My understanding was that Dickens made more money reading short stories at in-person events than from the publishing novels. I'll bet those events were pretty much only aristocracy.
It's nothing new, though. I read Larry Niven's "The Ringworld Engineers" as it was serialized in Galileo Magazine. I grew up in a small town and I'd go to City Market (grocery store) every week looking for the next edition. This would have been late 1970s.
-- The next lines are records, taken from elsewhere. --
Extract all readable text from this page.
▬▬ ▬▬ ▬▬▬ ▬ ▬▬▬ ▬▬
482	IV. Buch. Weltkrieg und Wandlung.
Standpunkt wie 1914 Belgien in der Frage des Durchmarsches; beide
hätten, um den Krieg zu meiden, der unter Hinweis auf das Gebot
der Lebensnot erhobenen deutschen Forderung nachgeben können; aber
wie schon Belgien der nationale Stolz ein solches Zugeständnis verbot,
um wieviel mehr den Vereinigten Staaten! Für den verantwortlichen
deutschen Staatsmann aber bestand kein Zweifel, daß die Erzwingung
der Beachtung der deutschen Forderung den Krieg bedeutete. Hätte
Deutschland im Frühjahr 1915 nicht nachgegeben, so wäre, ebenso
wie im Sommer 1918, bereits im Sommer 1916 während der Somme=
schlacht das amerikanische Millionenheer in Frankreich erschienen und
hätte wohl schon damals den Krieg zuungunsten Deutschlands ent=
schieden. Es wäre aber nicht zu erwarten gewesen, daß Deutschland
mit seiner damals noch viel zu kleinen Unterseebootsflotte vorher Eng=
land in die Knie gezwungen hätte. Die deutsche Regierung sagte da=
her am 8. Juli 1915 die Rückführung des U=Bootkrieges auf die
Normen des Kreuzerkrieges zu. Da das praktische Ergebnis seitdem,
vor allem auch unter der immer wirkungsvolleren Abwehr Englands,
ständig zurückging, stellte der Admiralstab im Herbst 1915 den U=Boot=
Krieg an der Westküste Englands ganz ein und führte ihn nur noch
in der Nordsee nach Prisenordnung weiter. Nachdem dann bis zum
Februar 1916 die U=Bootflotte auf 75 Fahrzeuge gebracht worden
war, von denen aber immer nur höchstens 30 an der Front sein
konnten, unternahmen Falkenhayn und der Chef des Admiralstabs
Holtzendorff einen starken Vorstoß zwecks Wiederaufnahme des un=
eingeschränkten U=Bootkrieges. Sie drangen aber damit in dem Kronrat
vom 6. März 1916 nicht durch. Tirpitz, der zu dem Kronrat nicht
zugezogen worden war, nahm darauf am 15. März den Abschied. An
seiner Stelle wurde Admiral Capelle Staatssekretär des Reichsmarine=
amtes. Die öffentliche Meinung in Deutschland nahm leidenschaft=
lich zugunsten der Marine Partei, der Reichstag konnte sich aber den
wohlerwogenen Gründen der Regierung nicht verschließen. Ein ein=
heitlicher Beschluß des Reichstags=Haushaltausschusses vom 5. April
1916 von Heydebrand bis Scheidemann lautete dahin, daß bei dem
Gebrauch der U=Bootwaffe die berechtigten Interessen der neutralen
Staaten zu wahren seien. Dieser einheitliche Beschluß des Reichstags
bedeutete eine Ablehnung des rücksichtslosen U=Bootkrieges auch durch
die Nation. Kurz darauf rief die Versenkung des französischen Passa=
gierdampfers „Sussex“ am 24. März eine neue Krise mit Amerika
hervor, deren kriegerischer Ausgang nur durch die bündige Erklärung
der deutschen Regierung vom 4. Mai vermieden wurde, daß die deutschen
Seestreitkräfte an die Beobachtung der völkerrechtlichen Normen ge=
JuristaDoAlgarve OP t1_iy17bcx wrote
I suppose my question is - would reading books like that - buying it in instalments in magazines as it comes out - be cheaper than the figure you’ve mentioned for the whole book? Ie less than 200$
urbanek2525 t1_iy1nlz0 wrote
Good thought. IDK. I wonder how much the periodical was? You'd get a lot more than one story,
I know that all of Alexandre Dumas's books were published in periodicals. "The Count of Monte Christo" was published in 18 instalments, from August 1844 to January 1846.